2023’te, Improbable girişimi tarafından inşa edilenler gibi büyük ölçekli sanal dünyalar, yasa koyucuların ve memurların planlama, karar alma gibi süreçlerde rol almasına da olanak tanıyacak. Bu sentetik ortamlar, esas olarak hükümet için bir meta veri deposu olarak çalışır ve siber saldırıları veya bulaşıcı hastalıkların nasıl yayıldığını modellemelerine yardımcı olarak en iyi şekilde nasıl yanıt verebileceklerini planlamalarına yardımcı olur.

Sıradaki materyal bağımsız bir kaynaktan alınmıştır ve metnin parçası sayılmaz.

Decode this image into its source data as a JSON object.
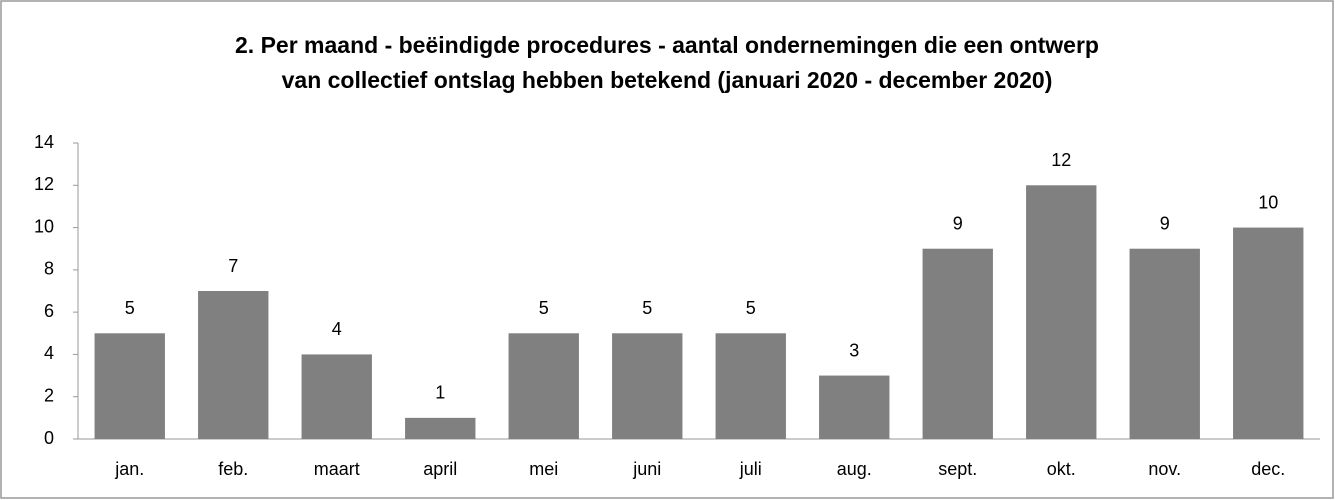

Ancak hükümetlerin yapay zeka vaadini tam olarak yerine getirebilmesi için yatırım yapmaları gerekecek. Yakında, ulusal bilgi işlem gücü, birlikte çalışabilir bir dizi uygulama ve makine tarafından okunabilen mevzuat içeren kapsamlı bir dijital altyapıya ihtiyaç duyacak ve yapay zekâ bir ülke için yollar, demiryolları, kamu su kaynakları kadar önemli olacak. 2023’te giderek daha fazla ülke, dijital mimarilerin inşasını hızlandırarak, bireye hitap eden ve genel olarak nüfusa yardımcı olan daha fazla yapay zeka destekli duyarlı hizmetler sunmaya olanak tanıyacak. 2023’te cesur hükümetler bu adımı atacak ve dünyanın geri kalanı için izlenecek bir öncü rolünde olacaklar.